Before we could hang up the phone, I knew I had overdone it.  I was almost curled over with cramps and my innards wrathful.  I swiftly made my way to the luxurious ladies room where I spent the next 30 minutes questioning my street meat choices, my indulgent habits and whether the waitress thought I ran out on the bill. 

With the passing of my funny tummy, I felt confident and fit to take on the day.  From breakfast I caught a tour boat guiding you through the city to the Eur-Asia divide.  It was a sunny, hot day and nice to be on the water.   As we finished, I noticed a large commotion near a docked boat.  I walked over and there in the middle was a man at a podium collecting money and stretching over to the boat for orders of fish sandwiches.  All sandwiches were the same.  Baguette, lettuce, onions and grilled fish. 
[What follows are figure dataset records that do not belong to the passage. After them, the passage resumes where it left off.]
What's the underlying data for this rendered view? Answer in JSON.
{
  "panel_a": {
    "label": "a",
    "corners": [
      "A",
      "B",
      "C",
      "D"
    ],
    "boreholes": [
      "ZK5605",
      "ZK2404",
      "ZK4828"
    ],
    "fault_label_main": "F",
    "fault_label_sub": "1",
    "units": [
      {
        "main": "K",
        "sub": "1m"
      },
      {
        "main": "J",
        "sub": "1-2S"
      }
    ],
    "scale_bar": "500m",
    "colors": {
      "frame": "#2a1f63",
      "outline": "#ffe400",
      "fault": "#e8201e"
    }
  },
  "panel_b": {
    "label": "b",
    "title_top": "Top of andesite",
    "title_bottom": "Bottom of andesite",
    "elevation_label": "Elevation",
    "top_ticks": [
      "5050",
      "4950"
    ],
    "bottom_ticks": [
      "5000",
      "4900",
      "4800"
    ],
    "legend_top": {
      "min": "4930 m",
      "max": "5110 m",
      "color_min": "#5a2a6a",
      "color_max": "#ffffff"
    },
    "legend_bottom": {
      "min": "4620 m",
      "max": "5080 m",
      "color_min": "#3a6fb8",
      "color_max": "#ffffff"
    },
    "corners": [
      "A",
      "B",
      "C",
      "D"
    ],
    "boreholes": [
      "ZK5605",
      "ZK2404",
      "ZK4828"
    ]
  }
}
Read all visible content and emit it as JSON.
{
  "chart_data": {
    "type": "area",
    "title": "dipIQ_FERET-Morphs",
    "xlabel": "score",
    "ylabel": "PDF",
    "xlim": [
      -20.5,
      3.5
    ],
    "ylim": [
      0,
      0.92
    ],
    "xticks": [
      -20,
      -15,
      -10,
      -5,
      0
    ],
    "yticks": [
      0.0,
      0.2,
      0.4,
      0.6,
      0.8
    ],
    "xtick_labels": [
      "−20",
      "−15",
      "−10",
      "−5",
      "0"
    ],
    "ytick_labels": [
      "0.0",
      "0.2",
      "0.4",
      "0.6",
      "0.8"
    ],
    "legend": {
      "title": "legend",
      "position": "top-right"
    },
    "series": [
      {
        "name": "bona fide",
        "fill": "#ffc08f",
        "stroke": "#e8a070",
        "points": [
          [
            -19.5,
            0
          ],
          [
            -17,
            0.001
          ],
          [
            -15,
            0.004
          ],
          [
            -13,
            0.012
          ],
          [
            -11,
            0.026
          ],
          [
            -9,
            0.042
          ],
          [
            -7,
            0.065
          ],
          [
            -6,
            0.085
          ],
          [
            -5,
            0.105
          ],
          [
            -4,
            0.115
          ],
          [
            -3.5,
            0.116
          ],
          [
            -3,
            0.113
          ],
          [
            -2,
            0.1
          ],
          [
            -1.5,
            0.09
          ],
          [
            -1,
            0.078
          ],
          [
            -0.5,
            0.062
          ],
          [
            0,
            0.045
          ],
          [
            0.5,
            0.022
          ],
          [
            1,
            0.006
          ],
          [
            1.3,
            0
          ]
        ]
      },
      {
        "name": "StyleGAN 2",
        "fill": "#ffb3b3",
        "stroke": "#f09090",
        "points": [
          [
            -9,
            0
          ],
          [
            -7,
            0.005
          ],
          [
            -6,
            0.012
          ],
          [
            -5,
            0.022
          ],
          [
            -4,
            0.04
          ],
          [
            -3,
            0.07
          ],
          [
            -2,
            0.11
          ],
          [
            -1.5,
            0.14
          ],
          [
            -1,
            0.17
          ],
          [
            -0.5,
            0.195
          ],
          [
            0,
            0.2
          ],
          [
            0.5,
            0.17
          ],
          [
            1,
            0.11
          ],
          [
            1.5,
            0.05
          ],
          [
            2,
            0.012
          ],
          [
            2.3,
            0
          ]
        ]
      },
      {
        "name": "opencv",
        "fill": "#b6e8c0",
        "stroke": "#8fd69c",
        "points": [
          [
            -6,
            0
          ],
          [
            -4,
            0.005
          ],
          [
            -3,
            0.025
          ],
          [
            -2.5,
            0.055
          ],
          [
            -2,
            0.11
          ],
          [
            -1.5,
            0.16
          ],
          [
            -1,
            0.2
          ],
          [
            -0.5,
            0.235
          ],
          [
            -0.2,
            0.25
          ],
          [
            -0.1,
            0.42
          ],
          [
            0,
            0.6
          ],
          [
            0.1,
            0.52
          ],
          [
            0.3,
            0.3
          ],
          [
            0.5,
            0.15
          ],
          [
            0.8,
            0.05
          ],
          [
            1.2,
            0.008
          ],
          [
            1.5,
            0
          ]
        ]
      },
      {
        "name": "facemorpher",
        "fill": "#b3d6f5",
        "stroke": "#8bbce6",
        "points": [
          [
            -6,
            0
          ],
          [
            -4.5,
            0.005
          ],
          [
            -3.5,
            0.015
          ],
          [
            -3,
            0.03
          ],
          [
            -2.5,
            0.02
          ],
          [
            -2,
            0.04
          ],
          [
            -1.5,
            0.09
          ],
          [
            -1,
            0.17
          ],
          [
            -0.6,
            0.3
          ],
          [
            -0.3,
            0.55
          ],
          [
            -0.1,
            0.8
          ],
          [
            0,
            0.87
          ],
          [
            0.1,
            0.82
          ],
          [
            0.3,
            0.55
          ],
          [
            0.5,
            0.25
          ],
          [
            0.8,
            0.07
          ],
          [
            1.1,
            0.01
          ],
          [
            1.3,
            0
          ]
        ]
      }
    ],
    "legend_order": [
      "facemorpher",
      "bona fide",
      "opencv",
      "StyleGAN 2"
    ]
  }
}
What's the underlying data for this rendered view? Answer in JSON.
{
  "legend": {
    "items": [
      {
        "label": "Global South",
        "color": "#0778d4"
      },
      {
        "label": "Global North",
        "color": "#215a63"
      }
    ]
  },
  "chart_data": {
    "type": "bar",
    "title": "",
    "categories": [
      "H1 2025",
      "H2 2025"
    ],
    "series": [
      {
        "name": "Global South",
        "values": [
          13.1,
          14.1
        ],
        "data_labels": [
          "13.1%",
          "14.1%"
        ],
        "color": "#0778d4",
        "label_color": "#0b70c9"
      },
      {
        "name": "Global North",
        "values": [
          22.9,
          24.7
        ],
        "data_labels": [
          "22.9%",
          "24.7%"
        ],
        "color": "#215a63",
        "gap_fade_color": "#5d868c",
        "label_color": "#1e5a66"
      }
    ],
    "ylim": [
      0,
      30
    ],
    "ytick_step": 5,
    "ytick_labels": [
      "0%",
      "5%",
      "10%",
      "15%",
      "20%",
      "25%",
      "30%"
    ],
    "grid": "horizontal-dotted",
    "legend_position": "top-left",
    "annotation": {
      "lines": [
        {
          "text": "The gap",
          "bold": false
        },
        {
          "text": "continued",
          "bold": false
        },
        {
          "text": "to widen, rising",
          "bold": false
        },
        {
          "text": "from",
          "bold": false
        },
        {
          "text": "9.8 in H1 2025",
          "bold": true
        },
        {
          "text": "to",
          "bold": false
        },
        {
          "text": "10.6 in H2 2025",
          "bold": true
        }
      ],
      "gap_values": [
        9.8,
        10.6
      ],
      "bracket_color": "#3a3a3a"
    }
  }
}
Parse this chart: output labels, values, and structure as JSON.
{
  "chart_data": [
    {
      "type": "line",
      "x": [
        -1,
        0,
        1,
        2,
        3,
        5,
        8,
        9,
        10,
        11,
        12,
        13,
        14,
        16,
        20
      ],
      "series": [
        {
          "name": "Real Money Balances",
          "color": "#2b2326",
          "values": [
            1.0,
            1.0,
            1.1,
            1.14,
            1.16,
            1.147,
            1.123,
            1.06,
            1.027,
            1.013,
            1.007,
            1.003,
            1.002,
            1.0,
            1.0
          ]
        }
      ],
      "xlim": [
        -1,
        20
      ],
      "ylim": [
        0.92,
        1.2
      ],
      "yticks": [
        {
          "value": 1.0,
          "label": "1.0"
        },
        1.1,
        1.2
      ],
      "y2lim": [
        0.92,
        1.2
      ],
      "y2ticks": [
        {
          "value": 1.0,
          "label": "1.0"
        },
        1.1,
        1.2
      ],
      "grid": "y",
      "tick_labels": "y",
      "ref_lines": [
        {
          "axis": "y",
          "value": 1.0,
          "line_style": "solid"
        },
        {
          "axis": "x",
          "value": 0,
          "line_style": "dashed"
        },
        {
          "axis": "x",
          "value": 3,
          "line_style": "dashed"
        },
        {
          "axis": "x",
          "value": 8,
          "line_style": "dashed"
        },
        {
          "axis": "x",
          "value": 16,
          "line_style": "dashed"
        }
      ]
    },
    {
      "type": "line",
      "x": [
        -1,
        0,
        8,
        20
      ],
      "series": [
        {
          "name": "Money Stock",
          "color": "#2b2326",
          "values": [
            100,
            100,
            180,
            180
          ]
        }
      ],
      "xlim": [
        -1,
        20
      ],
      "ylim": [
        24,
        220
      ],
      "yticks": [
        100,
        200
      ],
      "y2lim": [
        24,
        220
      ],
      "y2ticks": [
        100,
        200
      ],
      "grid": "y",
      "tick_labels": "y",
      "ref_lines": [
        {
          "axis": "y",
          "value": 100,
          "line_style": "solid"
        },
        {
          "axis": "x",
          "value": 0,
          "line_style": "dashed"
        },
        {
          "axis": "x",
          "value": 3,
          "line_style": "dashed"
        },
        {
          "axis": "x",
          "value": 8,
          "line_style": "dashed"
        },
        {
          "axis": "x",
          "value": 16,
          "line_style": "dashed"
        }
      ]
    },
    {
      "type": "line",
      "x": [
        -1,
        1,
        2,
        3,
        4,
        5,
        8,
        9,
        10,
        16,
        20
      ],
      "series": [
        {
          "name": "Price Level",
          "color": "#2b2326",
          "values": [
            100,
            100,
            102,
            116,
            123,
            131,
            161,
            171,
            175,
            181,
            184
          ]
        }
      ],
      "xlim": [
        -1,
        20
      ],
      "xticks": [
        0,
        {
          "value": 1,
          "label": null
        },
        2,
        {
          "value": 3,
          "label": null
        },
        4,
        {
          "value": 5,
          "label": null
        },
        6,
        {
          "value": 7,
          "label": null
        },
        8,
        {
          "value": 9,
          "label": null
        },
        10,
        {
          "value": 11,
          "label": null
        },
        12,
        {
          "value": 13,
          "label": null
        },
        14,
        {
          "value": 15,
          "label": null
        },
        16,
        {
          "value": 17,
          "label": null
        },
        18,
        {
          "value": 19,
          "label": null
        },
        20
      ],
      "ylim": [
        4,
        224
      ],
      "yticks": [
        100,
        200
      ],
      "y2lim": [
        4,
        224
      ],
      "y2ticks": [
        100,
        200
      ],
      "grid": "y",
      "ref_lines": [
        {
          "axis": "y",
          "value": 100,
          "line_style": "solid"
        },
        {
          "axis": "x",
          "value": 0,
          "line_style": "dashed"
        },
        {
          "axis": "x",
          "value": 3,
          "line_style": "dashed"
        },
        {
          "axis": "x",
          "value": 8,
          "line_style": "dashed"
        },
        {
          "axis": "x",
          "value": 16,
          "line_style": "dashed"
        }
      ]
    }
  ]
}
I start photographing the crowd and the cooks on the boat when they encouraged me to jump on.  Pushing through the crowd and onto the boat, I got a few more pics and was passed the spatula to start flipping the fish on the grill.  My presence and repartee inevitably slowed down the production and the hungry customers seem to be getting a bit irritable, but the guys on the boat were more than happy to be flirting with a western girl.  I was given a prime seat, a fish sandwich and a marriage proposal.

I left the dock and strolled through one of the busy indoor markets unbothered.  I boarded the metro and could have been mistaken for a leper.  No one would stand anywhere near me.  And then it hit me, the smell of fish.  I was a stinky girl camouflaged in a nice dress.  Back at my hostel there was no contesting the necessity of a shower.  They gave me a key, I bathed, packed away my fancy, fishy dress and off to the airport saving countless unknowing passengers from a long, malodorous flight.